DESC: Whether this was a regular reading or one recovering a failed reading, in which case it reads “RECOV AUD”. These occur rarely enough that in our analysis we ignored them.
ENTRIES, EXITS: The cumulative entries or exits for that turnstile. In order to get entries or exits in a time period, the difference in adjacent readings is neceessary
I know that seems a lot, but in the end, the ID (unit + scp), the date, the time, the station, and the entries in that time period were all that was needed for some decent analysis and results.
Data Cleaning Sucks
Over this past summer I worked some data sciencey research with some undergrads at the University of Illinois. This past week made me really glad that in that project I could assign the undergrads to do the data cleaning.
How bad could the MTA data be? The answer is that it was surprisingly not that bad. We found three different sorts of issues when digging into the data.
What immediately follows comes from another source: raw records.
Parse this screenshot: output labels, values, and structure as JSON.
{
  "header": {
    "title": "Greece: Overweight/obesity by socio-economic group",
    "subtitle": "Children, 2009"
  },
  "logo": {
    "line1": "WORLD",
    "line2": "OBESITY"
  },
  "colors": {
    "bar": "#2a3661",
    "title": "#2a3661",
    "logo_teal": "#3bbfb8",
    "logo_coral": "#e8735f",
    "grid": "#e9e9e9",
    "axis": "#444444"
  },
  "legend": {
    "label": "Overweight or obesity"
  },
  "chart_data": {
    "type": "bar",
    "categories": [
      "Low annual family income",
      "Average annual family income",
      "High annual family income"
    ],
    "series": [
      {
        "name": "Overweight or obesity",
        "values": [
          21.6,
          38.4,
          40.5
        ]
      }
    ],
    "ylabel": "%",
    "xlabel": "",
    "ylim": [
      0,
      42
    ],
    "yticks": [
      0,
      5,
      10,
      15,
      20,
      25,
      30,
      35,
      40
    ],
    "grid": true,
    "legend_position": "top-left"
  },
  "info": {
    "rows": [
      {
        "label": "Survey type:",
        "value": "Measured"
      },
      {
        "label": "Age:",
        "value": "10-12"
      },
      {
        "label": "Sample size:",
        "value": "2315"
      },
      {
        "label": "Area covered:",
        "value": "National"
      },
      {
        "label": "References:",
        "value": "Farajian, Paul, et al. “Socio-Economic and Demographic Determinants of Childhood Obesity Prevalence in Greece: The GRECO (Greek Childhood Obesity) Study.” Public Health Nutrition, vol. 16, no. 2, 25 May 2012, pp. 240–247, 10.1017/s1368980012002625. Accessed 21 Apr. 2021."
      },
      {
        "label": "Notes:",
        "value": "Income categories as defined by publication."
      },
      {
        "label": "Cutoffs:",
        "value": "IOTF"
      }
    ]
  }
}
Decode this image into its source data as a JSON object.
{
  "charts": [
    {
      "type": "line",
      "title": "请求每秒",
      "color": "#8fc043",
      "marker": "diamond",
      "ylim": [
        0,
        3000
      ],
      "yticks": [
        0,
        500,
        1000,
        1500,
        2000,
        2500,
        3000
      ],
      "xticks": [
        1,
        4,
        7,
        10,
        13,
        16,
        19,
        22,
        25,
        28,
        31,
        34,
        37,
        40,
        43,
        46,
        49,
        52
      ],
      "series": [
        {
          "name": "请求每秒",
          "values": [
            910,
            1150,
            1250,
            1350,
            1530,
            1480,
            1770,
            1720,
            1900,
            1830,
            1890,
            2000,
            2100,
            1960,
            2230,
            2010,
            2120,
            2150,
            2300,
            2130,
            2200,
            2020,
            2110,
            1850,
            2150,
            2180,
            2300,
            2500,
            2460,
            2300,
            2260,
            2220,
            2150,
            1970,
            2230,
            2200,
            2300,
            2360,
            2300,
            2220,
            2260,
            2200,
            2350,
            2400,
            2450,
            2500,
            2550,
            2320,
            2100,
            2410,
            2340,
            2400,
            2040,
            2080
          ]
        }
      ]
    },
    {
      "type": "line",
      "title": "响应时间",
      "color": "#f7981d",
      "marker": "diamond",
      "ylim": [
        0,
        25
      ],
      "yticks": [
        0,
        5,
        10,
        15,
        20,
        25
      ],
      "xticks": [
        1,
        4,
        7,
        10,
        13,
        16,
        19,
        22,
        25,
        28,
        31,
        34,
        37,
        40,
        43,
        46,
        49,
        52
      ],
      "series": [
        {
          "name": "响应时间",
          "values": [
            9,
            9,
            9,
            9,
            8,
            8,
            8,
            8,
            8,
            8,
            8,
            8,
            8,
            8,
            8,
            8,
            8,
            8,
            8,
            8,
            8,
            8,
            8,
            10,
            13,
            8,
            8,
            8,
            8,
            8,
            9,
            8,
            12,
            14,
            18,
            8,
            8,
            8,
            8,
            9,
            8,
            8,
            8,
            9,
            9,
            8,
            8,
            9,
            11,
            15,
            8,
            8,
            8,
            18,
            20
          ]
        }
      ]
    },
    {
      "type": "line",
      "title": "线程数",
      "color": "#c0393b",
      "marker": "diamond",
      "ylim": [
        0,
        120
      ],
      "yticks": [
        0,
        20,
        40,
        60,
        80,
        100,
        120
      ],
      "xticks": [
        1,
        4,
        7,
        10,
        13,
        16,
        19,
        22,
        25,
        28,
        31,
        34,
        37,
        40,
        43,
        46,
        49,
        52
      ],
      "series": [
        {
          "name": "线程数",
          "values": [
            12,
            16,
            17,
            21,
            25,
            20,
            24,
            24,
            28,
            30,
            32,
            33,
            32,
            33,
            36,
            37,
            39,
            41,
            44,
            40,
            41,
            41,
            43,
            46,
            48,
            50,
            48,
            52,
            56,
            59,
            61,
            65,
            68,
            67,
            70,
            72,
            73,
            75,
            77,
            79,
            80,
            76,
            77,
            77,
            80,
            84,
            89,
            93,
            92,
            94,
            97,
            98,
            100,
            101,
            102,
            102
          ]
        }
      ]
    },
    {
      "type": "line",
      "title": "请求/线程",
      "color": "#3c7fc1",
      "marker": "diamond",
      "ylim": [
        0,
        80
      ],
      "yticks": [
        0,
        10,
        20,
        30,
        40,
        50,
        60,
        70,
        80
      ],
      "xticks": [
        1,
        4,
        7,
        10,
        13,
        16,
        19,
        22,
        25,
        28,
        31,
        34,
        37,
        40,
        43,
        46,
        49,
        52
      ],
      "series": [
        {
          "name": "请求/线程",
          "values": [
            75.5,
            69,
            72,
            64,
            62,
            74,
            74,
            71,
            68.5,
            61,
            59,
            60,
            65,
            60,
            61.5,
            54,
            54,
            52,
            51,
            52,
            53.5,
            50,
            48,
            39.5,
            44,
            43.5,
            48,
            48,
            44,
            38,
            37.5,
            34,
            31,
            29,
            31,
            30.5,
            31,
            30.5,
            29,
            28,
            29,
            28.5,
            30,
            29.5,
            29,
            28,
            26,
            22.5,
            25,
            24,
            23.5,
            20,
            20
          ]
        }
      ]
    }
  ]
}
Negative entries or exits: Sometimes the entries in a time period went negative. There’s clearly something wrong with this. This was a relatively small portion of turnstiles. We ended up just removing these ~90 turnstiles completely as there were over 4900 reliable turnstiles.
Huge numbers of entries: One reading gave over 30 million people going through a single turnstile in 4 hours. This is clearly a very busy turnstile, with over 2083 people moving through this turnstile per second.
RECOVR AUD: Sometimes we would get both a regular reading and an audit for a turnstile. This was even rarer than getting a negative for the entries or exits, so we did not worry about this in our analysis.
How does one measure busyness?
One interesting take away from watching the three other presentations by the other groups in the cohort was that each group had a slightly different proposal. Some groups focused on the stations with the most entries total, others on entries across different timeframes. My group decided that we wanted to find those stations that on average had the busiest peak hours. That is, we first added up each station across different days, while keeping time of day separate. Then we found the busiest time of day for each station, and averaged that across the weekdays. Why the weekdays? It turns out that on average the MTA is around twice as busy on weekdays compared to weekends. Let’s now look at a pretty plot! This one is one that I made to place in our presentation.
Conclusion
This week was busy but fun. In another post I may say more about myself and my background, but suffice it to say that working with my group and being around my cohort is a good bit more fun than being a PhD student suffering through finishing my thesis. Peace.